But he had looked her in the eye and promised her that if she came to Paris with him, he would drink only lightly; he had allowed her to believe he had not touched drink at all. Yet the porter had been delivering brandy daily since the day they arrived. Cordelia had thought that even if Paris could not save her, at least it might save Matthew. But it seemed that one could not change oneself by changing one’s place, as much as one might dream of it; neither of them had left their troubles behind. They had only carried those troubles along with them.
When he came back into the suite, James found it undisturbed, as though no one had woken yet. The doors to both bedrooms were still closed. Shaking his head, he went and banged on Matthew’s door. When nothing happened, he banged on it again, a bit harder, and was rewarded with a low groaning noise from somewhere within.
“Breakfast,” he called. There was another, even lower groan from inside. “Get up, Matthew,” he said, his voice harsher than even he expected. “We need to talk.”
There was a series of thumping and crashing sounds, and after about a minute Matthew yanked the door open and blinked at James. He looked completely exhausted, and James wondered how late he had gotten back last night; he’d only known Matthew had returned at all because of his coat crumpled on the floor of the suite and another couple of empty bottles next to it. Certainly whenever Matthew had come back, it had been after James was asleep, which would have been very late indeed. James himself had lain on the couch, awake, for what felt like hours, staring into the dark in a state of utter despair. Magnus had slapped him on the back and wished him good luck before sending him through the Portal to get here—but no amount of luck, it turned out, would have helped.
In the space of what felt like a moment, he had lost not one but two of the most important people in his life.
When he finally did nod off, his sleep was strange and disturbed. He had had no dreams at all, that he could remember; there had been only a kind of harsh blank white noise. Strange, he thought, even stranger than the dark dreams Belial had sent him in the past. It had been a sound like the roar of the ocean but unpleasant and metallic, a sound that made him feel as if his heart had broken and poured out a shrill scream only he could hear.
Matthew was still wearing his clothes from the night before, even the red velvet waistcoat that matched Cordelia’s dress, but the clothes were crumpled and stained now. Behind him, the bedroom was a disaster. His trunk had been turned over, spilling out clothes, and empty plates and bottles lay scattered about like the bits of glass and crockery that washed up on the banks of the Thames.
Matthew’s eyes were red-rimmed, his hair a mass of tangled curls. “I,” he said, “was asleep.”
His voice was flat.
James counted to ten silently. “Math,” he said. “We have to go back to London.”

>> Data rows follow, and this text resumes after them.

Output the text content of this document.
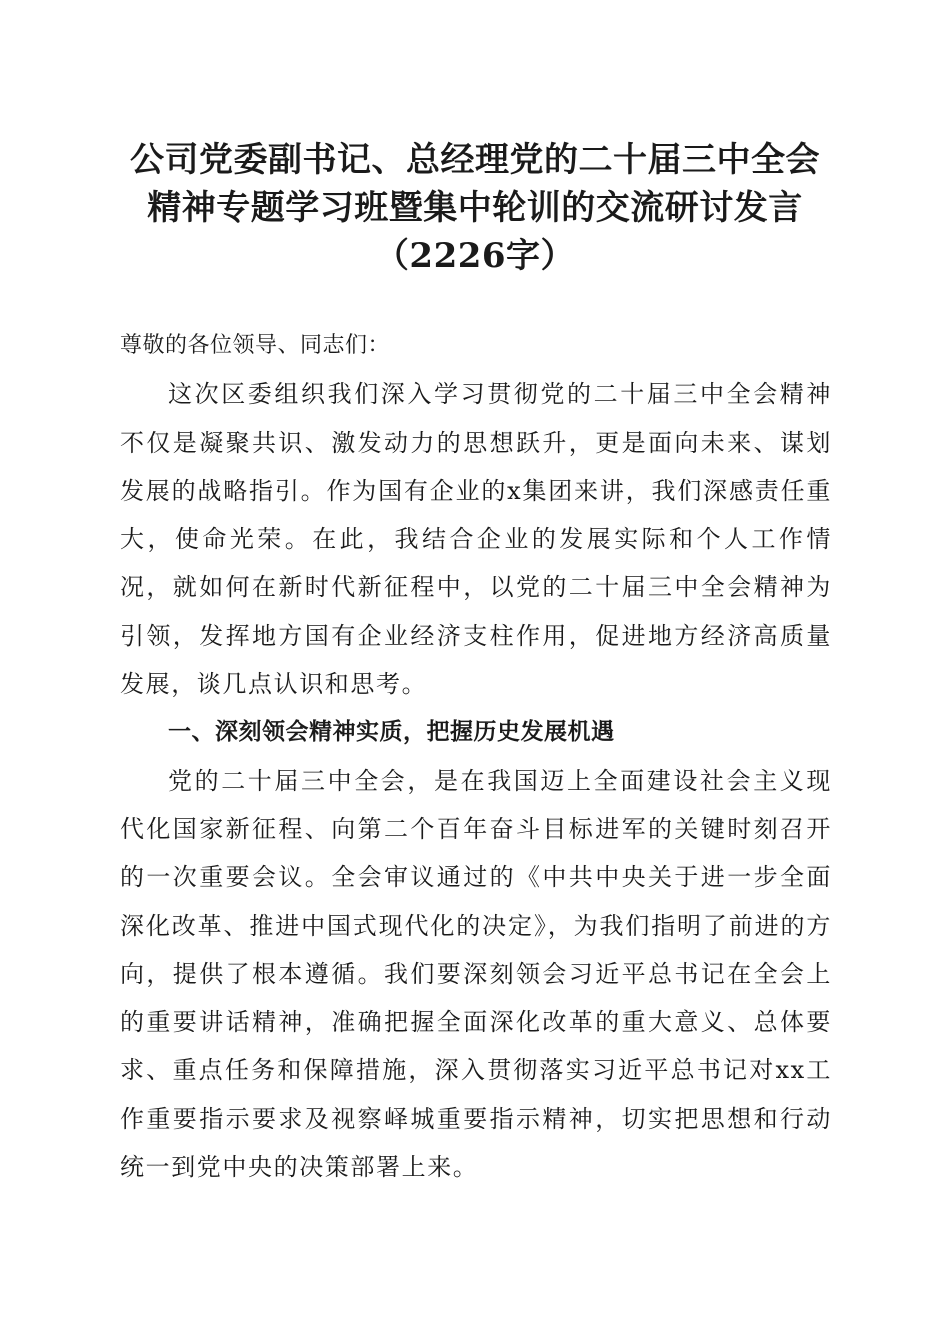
公司党委副书记、总经理党的二十届三中全会
精神专题学习班暨集中轮训的交流研讨发言
（2226字）

尊敬的各位领导、同志们：

这次区委组织我们深入学习贯彻党的二十届三中全会精神不仅是凝聚共识、激发动力的思想跃升，更是面向未来、谋划发展的战略指引。作为国有企业的x集团来讲，我们深感责任重大，使命光荣。在此，我结合企业的发展实际和个人工作情况，就如何在新时代新征程中，以党的二十届三中全会精神为引领，发挥地方国有企业经济支柱作用，促进地方经济高质量发展，谈几点认识和思考。

一、深刻领会精神实质，把握历史发展机遇

党的二十届三中全会，是在我国迈上全面建设社会主义现代化国家新征程、向第二个百年奋斗目标进军的关键时刻召开的一次重要会议。全会审议通过的《中共中央关于进一步全面深化改革、推进中国式现代化的决定》，为我们指明了前进的方向，提供了根本遵循。我们要深刻领会习近平总书记在全会上的重要讲话精神，准确把握全面深化改革的重大意义、总体要求、重点任务和保障措施，深入贯彻落实习近平总书记对xx工作重要指示要求及视察峄城重要指示精神，切实把思想和行动统一到党中央的决策部署上来。
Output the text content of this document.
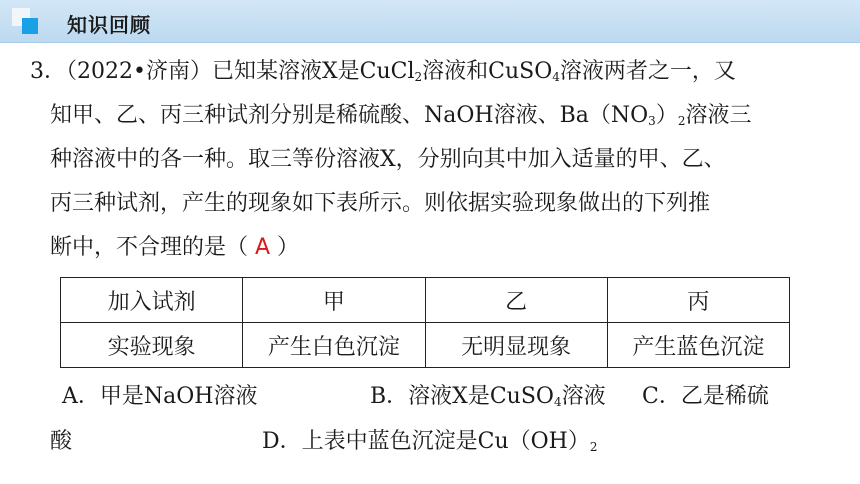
知识回顾
3．（2022•济南）已知某溶液X是CuCl$_2$溶液和CuSO$_4$溶液两者之一，又
知甲、乙、丙三种试剂分别是稀硫酸、NaOH溶液、$Ba(NO_3)_2$溶液三
种溶液中的各一种。取三等份溶液X，分别向其中加入适量的甲、乙、
丙三种试剂，产生的现象如下表所示。则依据实验现象做出的下列推
断中，不合理的是（ A ）
加入试剂	甲	乙	丙
实验现象	产生白色沉淀	无明显现象	产生蓝色沉淀
A．甲是NaOH溶液	B．溶液X是CuSO$_4$溶液 C．乙是稀硫
酸	D．上表中蓝色沉淀是$Cu(OH)_2$
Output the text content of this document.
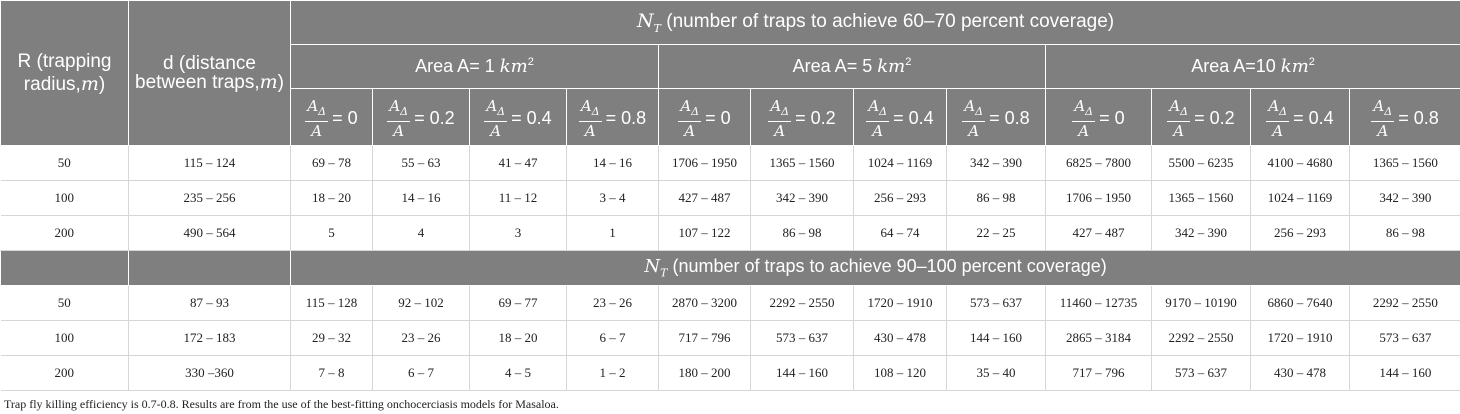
R (trapping radius,m)	d (distance between traps,m)	$N_T$ (number of traps to achieve 60–70 percent coverage)											
		Area A= 1 $km^2$				Area A= 5 $km^2$				Area A=10 $km^2$

		$\frac{A_\Delta}{A} = 0$	$\frac{A_\Delta}{A} = 0.2$	$\frac{A_\Delta}{A} = 0.4$	$\frac{A_\Delta}{A} = 0.8$	$\frac{A_\Delta}{A} = 0$	$\frac{A_\Delta}{A} = 0.2$	$\frac{A_\Delta}{A} = 0.4$	$\frac{A_\Delta}{A} = 0.8$	$\frac{A_\Delta}{A} = 0$	$\frac{A_\Delta}{A} = 0.2$	$\frac{A_\Delta}{A} = 0.4$	$\frac{A_\Delta}{A} = 0.8$

50	115 – 124	69 – 78	55 – 63	41 – 47	14 – 16	1706 – 1950	1365 – 1560	1024 – 1169	342 – 390	6825 – 7800	5500 – 6235	4100 – 4680	1365 – 1560
100	235 – 256	18 – 20	14 – 16	11 – 12	3 – 4	427 – 487	342 – 390	256 – 293	86 – 98	1706 – 1950	1365 – 1560	1024 – 1169	342 – 390
200	490 – 564	5	4	3	1	107 – 122	86 – 98	64 – 74	22 – 25	427 – 487	342 – 390	256 – 293	86 – 98
		$N_T$ (number of traps to achieve 90–100 percent coverage)											
50	87 – 93	115 – 128	92 – 102	69 – 77	23 – 26	2870 – 3200	2292 – 2550	1720 – 1910	573 – 637	11460 – 12735	9170 – 10190	6860 – 7640	2292 – 2550
100	172 – 183	29 – 32	23 – 26	18 – 20	6 – 7	717 – 796	573 – 637	430 – 478	144 – 160	2865 – 3184	2292 – 2550	1720 – 1910	573 – 637
200	330 –360	7 – 8	6 – 7	4 – 5	1 – 2	180 – 200	144 – 160	108 – 120	35 – 40	717 – 796	573 – 637	430 – 478	144 – 160
Trap fly killing efficiency is 0.7-0.8. Results are from the use of the best-fitting onchocerciasis models for Masaloa.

Matthew leaned against the doorway. “Ah. You and Cordelia are returning to London? Safe travels to you, then, or should I say, bon voyage? You do work quickly, James, but then, I suppose I rather ceded the battlefield to you, didn’t I?” He scrubbed at his eyes with a lace-cuffed sleeve, blinking the sleep out of his eyes. “I will not fight you for her,” he said. “It would be undignified.”

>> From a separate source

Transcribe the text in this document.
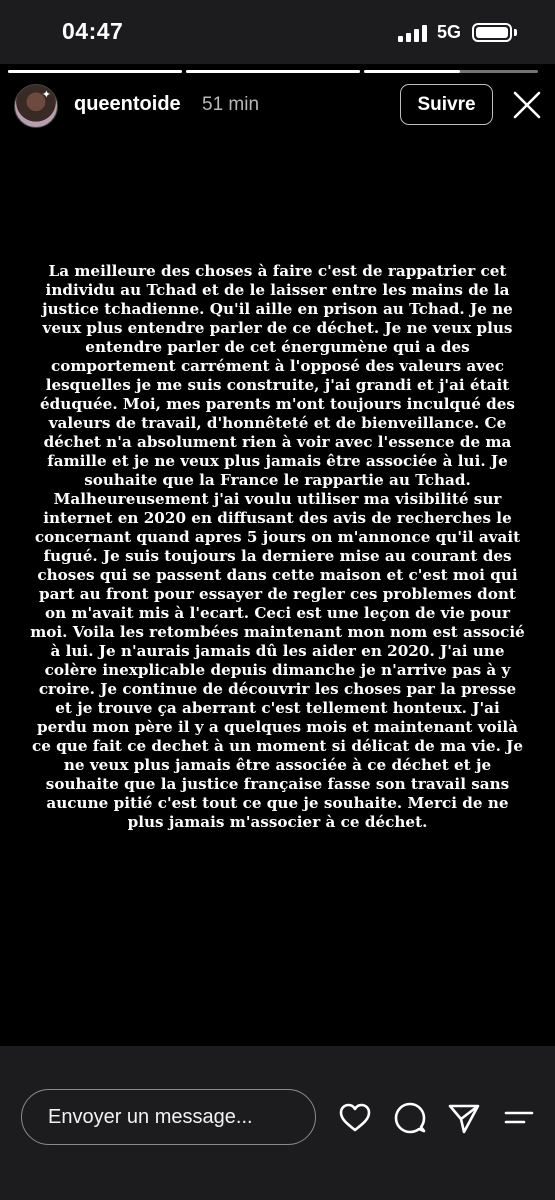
04:47	5G
✦ queentoide 51 min	Suivre
La meilleure des choses à faire c'est de rappatrier cet individu au Tchad et de le laisser entre les mains de la justice tchadienne. Qu'il aille en prison au Tchad. Je ne veux plus entendre parler de ce déchet. Je ne veux plus entendre parler de cet énergumène qui a des comportement carrément à l'opposé des valeurs avec lesquelles je me suis construite, j'ai grandi et j'ai était éduquée. Moi, mes parents m'ont toujours inculqué des valeurs de travail, d'honnêteté et de bienveillance. Ce déchet n'a absolument rien à voir avec l'essence de ma famille et je ne veux plus jamais être associée à lui. Je souhaite que la France le rappartie au Tchad. Malheureusement j'ai voulu utiliser ma visibilité sur internet en 2020 en diffusant des avis de recherches le concernant quand apres 5 jours on m'annonce qu'il avait fugué. Je suis toujours la derniere mise au courant des choses qui se passent dans cette maison et c'est moi qui part au front pour essayer de regler ces problemes dont on m'avait mis à l'ecart. Ceci est une leçon de vie pour moi. Voila les retombées maintenant mon nom est associé à lui. Je n'aurais jamais dû les aider en 2020. J'ai une colère inexplicable depuis dimanche je n'arrive pas à y croire. Je continue de découvrir les choses par la presse et je trouve ça aberrant c'est tellement honteux. J'ai perdu mon père il y a quelques mois et maintenant voilà ce que fait ce dechet à un moment si délicat de ma vie. Je ne veux plus jamais être associée à ce déchet et je souhaite que la justice française fasse son travail sans aucune pitié c'est tout ce que je souhaite. Merci de ne plus jamais m'associer à ce déchet.
Envoyer un message...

This, James thought, was the point at which Christopher or Thomas or Anna would have walked away. When Matthew was in a rare quarrelsome mood, it was generally best to let him settle on his own. But James never walked away, no matter how sharp Matthew’s words became.
He could see, even now, the faint tremble in Matthew’s hands, the hurt at the back of his eyes. More than anything he wanted to put his arms around Matthew, hug him tightly, tell him he was loved.
But what could he really say to comfort him now? Cordelia loves you? Three words that felt like spikes driven into his own heart. Three words whose truth he could not be sure of. He did not know what Cordelia felt.
He rubbed his temple, which had begun to throb. “It’s not like that, Math,” he said. “There is no battlefield. If I had had any idea before last week that you had feelings for Cordelia—”
“What?” Matthew broke in, his voice harsh. “You would have what? Not married her? Married Grace? Because Jamie, that’s what I don’t understand. You’ve loved Grace for years—loved her when you thought it was hopeless. Loved her—what does Dickens say? ‘Against reason, against promise, against peace, against hope, against happiness, against all discouragement that could be.’”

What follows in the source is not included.